Out of every legit email message you get in your Inbox, how much of it would you say is spam? 20%? 50%? While it can vary a lot based on your activities and type of filtering, the worldwide average is stunning. A whopping 90% of email has been reported as spam. An U.S. email security company, Postini, performed a study and came to the conclusion that spam has been on the rise the past few months, nearly tripling the amount sent worldwide:
His company has detected 7 billion spam e-mails worldwide in November compared to 2.5 billion in June. Spam in Britain has risen by 50 percent in the last two months alone, according to Internet security company SurfControl.
That is beyond bad, that is sickening. Blaming 80% of that volume on a small number of "illegal gangs", even if those numbers are remotely accurate it's a sad state of affairs that people must deal with such volume of useless junk.

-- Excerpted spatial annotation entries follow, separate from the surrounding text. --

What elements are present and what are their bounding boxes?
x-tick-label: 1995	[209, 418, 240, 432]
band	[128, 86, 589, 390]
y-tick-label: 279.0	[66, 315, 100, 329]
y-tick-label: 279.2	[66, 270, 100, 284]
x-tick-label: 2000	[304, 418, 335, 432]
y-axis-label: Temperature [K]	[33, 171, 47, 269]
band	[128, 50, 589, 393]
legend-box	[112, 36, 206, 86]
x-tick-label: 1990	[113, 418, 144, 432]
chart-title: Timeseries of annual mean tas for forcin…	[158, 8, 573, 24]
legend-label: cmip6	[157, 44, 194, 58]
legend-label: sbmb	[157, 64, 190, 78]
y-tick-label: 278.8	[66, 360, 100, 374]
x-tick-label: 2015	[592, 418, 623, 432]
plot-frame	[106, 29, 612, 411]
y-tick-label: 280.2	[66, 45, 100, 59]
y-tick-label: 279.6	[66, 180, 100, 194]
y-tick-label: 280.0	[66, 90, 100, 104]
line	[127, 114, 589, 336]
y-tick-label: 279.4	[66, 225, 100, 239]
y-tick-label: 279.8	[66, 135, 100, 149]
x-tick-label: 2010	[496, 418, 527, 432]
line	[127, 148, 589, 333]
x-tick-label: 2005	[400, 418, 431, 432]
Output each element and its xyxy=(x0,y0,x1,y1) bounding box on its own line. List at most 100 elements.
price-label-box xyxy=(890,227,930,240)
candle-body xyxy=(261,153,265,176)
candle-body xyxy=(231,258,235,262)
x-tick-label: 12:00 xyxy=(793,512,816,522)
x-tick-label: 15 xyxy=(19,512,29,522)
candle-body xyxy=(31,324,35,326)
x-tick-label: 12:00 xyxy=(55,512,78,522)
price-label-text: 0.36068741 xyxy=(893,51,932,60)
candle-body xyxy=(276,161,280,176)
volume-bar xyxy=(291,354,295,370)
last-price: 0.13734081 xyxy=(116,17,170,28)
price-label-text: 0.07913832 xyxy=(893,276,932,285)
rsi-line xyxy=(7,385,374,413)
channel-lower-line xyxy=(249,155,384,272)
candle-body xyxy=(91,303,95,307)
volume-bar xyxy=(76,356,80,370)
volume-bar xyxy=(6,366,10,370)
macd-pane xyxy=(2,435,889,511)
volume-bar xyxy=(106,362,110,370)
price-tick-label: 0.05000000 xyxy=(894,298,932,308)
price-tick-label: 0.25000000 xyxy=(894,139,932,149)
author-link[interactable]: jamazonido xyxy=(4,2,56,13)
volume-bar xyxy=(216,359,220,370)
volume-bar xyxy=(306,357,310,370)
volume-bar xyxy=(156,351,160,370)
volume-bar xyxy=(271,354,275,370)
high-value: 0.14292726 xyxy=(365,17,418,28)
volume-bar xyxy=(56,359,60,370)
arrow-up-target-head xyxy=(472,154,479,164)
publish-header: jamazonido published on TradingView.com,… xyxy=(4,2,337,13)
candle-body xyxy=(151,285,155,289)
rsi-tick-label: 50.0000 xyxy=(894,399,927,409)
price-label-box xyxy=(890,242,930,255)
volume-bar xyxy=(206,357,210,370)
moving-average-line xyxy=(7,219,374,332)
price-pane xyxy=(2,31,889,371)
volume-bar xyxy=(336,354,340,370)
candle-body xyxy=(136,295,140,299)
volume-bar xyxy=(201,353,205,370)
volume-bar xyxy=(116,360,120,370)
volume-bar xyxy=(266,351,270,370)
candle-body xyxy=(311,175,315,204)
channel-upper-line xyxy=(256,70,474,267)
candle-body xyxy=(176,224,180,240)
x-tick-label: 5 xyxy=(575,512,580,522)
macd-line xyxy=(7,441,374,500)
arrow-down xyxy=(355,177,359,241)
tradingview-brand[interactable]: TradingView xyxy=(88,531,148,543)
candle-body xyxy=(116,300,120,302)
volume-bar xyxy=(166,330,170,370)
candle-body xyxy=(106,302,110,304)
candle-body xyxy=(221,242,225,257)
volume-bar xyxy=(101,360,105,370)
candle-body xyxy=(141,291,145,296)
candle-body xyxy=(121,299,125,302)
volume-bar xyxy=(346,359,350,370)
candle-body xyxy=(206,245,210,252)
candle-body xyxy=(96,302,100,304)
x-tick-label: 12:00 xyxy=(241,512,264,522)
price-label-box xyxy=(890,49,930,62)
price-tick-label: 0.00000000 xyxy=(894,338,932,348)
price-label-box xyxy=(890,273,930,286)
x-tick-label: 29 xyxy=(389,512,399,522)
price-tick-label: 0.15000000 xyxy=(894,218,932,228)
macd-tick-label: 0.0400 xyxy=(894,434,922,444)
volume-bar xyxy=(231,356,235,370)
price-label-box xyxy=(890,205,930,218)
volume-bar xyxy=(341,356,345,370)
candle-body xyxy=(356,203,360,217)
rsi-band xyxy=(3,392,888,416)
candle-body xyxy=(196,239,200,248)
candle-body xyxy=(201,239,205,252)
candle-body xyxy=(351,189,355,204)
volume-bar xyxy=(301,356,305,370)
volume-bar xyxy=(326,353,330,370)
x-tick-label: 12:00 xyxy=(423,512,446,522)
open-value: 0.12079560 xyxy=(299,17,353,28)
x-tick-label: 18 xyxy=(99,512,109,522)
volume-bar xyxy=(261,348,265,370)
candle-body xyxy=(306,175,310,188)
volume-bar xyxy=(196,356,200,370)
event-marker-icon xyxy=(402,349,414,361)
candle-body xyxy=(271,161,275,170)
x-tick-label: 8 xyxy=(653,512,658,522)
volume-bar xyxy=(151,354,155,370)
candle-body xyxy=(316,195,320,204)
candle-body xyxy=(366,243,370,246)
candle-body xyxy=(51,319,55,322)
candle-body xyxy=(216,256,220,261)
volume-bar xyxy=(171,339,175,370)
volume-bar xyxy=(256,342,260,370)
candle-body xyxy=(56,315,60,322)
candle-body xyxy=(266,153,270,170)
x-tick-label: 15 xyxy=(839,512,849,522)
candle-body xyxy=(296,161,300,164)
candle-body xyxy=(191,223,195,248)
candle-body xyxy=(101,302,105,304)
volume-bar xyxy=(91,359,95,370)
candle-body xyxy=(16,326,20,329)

Is it really possible to stop it? After all, if nobody ever replied to a spam mail, there would be no incentive for these criminals to mail them out. Which means somewhere along the line, one of those millions of spam-laden Inboxes is replying to it. While many countries are enacting laws to prevent and attack spam, and companies are becoming more aggressive in fighting it, there are many who think that simply isn't the correct approach:
It will only end when people stop buying diet pills, herbal highs and sexual performance enhancers, said Dave Rand, of Internet security firm Trend Micro. "The products they are selling by spam are exactly the same products that they sold in the Middle Ages," he said. "This really is a human problem, not a computer problem."
Is he right? Quite possibly. An international problem, however, requires an international solution. The situation will probably never change until companies and legal agencies across the world begin working together.